Het gerucht ging dat die avond de PhD’ers met de late bus zouden aankomen. Wander, die na een verschrikkelijk seminar aan een tafeltje van het door de organisatie uitgekozen café zat te luisteren naar het gewauwel van zijn collega-professor Herman (die het seminar geweldig vond), keek met een half oog naar de ingang toen de buslading studenten de zaal binnenliep. Het gros was vrouw. Opgedoft, zakelijk gekleed en gespannen. Tussen de meute viel hem een jonge meid op. Steeds weer werd hij naar haar toe getrokken. Hij was een vlieg, zij een vliegenvanger. Ze had een zacht figuur. Plomp, eigenlijk. Plakkerig keek hij van haar heupen en billen naar haar borsten. Pas toen hij bij haar gezicht aankwam, ontdekte hij het. Ze had een enorme kwaaie jaap op haar linkerwang, van onder haar kaak tot helemaal boven haar neusvleugel. Een koperkleurige streep aan één kant van haar gezicht. Precies op dat moment keek ze om en kruisten hun blikken elkaar.
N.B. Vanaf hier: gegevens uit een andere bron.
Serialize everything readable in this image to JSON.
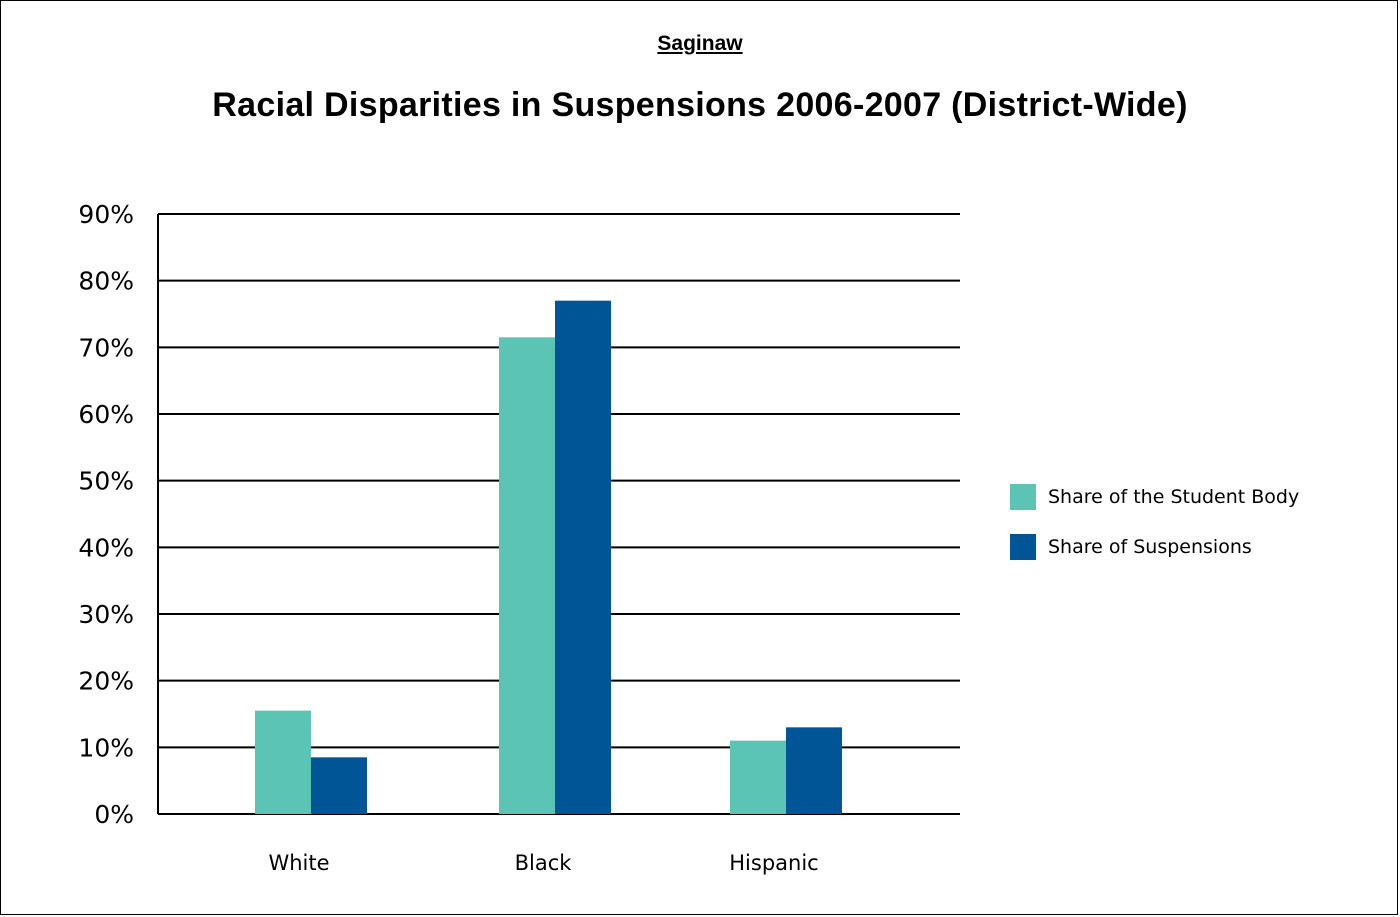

Wander keek naar beneden, naar zijn whiskeyglas. Zo’n litteken, dat je dat niet verstopt. Hoe was ze daaraan gekomen? Herman bleef doorratelen en Wander dacht, afwezig hummend, aan allerlei mogelijke oorzaken, de ene nog verschrikkelijker dan de andere. Langs het oor van Herman keek hij naar haar. Hij hield haar nauwlettend in de gaten. Ze liep vanaf de ingang met een andere studente linea recta naar de bar, wenkte de barman, stak tijdens het bestellen haar wijsvinger in de lucht, woelde daarna met één hand door haar kapsel en leunde losjes met een elleboog op de toog. In die houding raakte ze met de andere meid in gesprek. Het litteken kreukelde mee terwijl ze bewoog, liep en sprak. En dát, vreemd genoeg, wond Wander verschrikkelijk op. Peinzend nam hij een slok, de turfrook deed hem smakelijk aan, zijn speeksel vulde de ruimte tussen tong en tanden en hij frunnikte aan zijn trouwring.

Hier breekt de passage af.